The rusted hunks of welded metal that occupy the stage are perfect evocations of the abandoned potash factory that now occupies the site of Sodom at the foot of Mount Sedom, a flat-topped salt bluff overlooking the sea.

Few tourists bother to visit it. The coaches ferrying holidaymakers to the beaches for their Dead Sea bathing experience rarely make the detour, repulsed by the rotten-egg smell of volcanic emissions and the ferocious desert heat, which seems magnified by being funnelled into a huge crater 400m below sea level.

Yet Mount Sedom is worth the clammy, stifling trek up its flank, as you get a great view of one of the columnar salt rocks that protrude prominently on both the Israeli and Jordanian sides of the border, and which are known locally as the remains of poor Lot’s wife, who was turned to salt for daring to look back while fleeing the fire and brimstone raining down on her town. What’s so terrible about looking back?

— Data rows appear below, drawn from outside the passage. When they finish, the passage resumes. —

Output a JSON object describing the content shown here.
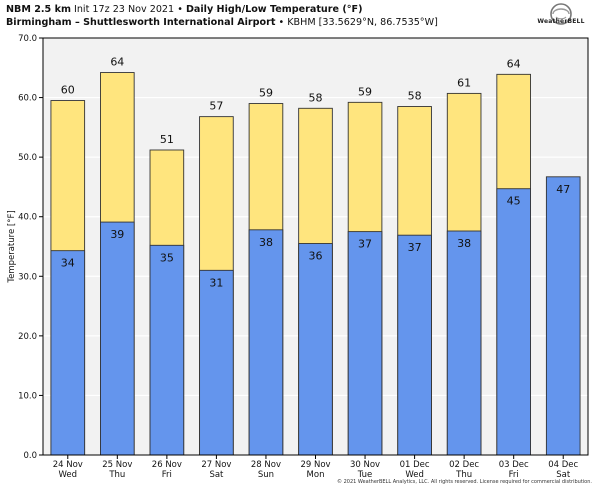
{
  "header": {
    "model_name": "NBM 2.5 km",
    "init_time": "Init 17z 23 Nov 2021",
    "separator": "•",
    "chart_title": "Daily High/Low Temperature (°F)",
    "location_name": "Birmingham – Shuttlesworth International Airport",
    "station_info": "KBHM [33.5629°N, 86.7535°W]"
  },
  "logo": {
    "text": "WeatherBELL"
  },
  "footer": {
    "copyright": "© 2021 WeatherBELL Analytics, LLC. All rights reserved. License required for commercial distribution."
  },
  "colors": {
    "high_fill": "#ffe57e",
    "low_fill": "#6495ed",
    "bar_stroke": "#333333",
    "plot_background": "#f2f2f2",
    "grid": "#ffffff"
  },
  "chart_data": {
    "type": "bar",
    "categories": [
      "24 Nov",
      "25 Nov",
      "26 Nov",
      "27 Nov",
      "28 Nov",
      "29 Nov",
      "30 Nov",
      "01 Dec",
      "02 Dec",
      "03 Dec",
      "04 Dec"
    ],
    "category_days": [
      "Wed",
      "Thu",
      "Fri",
      "Sat",
      "Sun",
      "Mon",
      "Tue",
      "Wed",
      "Thu",
      "Fri",
      "Sat"
    ],
    "series": [
      {
        "values": [
          59.5,
          64.2,
          51.2,
          56.8,
          59.0,
          58.2,
          59.2,
          58.5,
          60.7,
          63.9,
          null
        ],
        "labels": [
          "60",
          "64",
          "51",
          "57",
          "59",
          "58",
          "59",
          "58",
          "61",
          "64",
          ""
        ]
      },
      {
        "values": [
          34.3,
          39.1,
          35.2,
          31.0,
          37.8,
          35.5,
          37.5,
          36.9,
          37.6,
          44.7,
          46.7
        ],
        "labels": [
          "34",
          "39",
          "35",
          "31",
          "38",
          "36",
          "37",
          "37",
          "38",
          "45",
          "47"
        ]
      }
    ],
    "ylabel": "Temperature [°F]",
    "ylim": [
      0,
      70
    ],
    "yticks": [
      "0.0",
      "10.0",
      "20.0",
      "30.0",
      "40.0",
      "50.0",
      "60.0",
      "70.0"
    ],
    "grid": true
  }
}
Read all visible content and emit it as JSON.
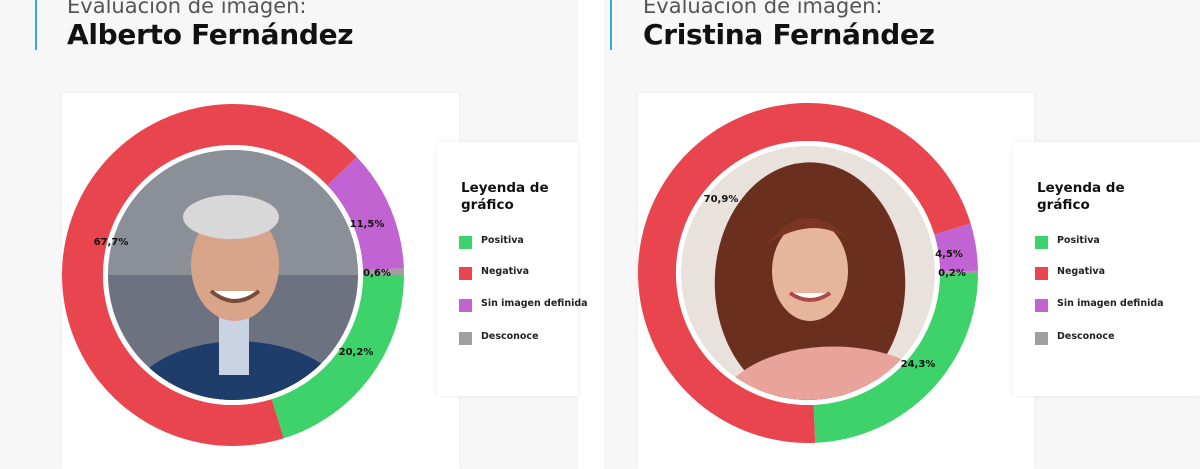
{
  "legend": {
    "title": "Leyenda de gráfico",
    "items": [
      {
        "key": "positiva",
        "label": "Positiva",
        "color": "#3dd36a"
      },
      {
        "key": "negativa",
        "label": "Negativa",
        "color": "#e8454f"
      },
      {
        "key": "sin_imagen",
        "label": "Sin imagen definida",
        "color": "#c263d3"
      },
      {
        "key": "desconoce",
        "label": "Desconoce",
        "color": "#a0a0a0"
      }
    ]
  },
  "panels": [
    {
      "subtitle": "Evaluación de imagen:",
      "title": "Alberto Fernández",
      "photo_icon": "portrait-photo-icon"
    },
    {
      "subtitle": "Evaluación de imagen:",
      "title": "Cristina Fernández",
      "photo_icon": "portrait-photo-icon"
    }
  ],
  "chart_data": [
    {
      "type": "pie",
      "variant": "donut",
      "slices": [
        {
          "key": "positiva",
          "value": 20.2,
          "label": "20,2%"
        },
        {
          "key": "negativa",
          "value": 67.7,
          "label": "67,7%"
        },
        {
          "key": "sin_imagen",
          "value": 11.5,
          "label": "11,5%"
        },
        {
          "key": "desconoce",
          "value": 0.6,
          "label": "0,6%"
        }
      ]
    },
    {
      "type": "pie",
      "variant": "donut",
      "slices": [
        {
          "key": "positiva",
          "value": 24.3,
          "label": "24,3%"
        },
        {
          "key": "negativa",
          "value": 70.9,
          "label": "70,9%"
        },
        {
          "key": "sin_imagen",
          "value": 4.5,
          "label": "4,5%"
        },
        {
          "key": "desconoce",
          "value": 0.2,
          "label": "0,2%"
        }
      ]
    }
  ]
}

If you do visit the area, you’ll feel obliged to swim in the Dead Sea, as one of the unfathomable mysteries of tourism is the urge to acquire a picture of oneself lying on the thickly saline water, reading the newspaper. (There’s a decade of these unfathomable mysteries, including the urge to kiss a mossy slab of limestone in Cork and to stand with legs splayed across the equator – the kiss-me-quick hats of international tourism.) You should avoid this swim at all costs, and not just because it’s kitsch. The sea is dead because of its toxicity. In fact, it is so noxious that astrophysicists use it to replicate Martian oceans.

Only two-thirds of it is water; the rest is a cocktail of poisons that begin to pickle you as soon as you step in. These chemicals get into every groove and orifice of your body, beginning a process of desiccation that continues for the next few days, no matter how well you try to wash it off. It's not a pretty sensation – akin to being embalmed while alive, a slow torture of scratching and nasty rashes. If you really want to know what Lot's wife must have felt like these past 2,000 years, go to watch Fouéré when Sodome, My Lovegoes on tour.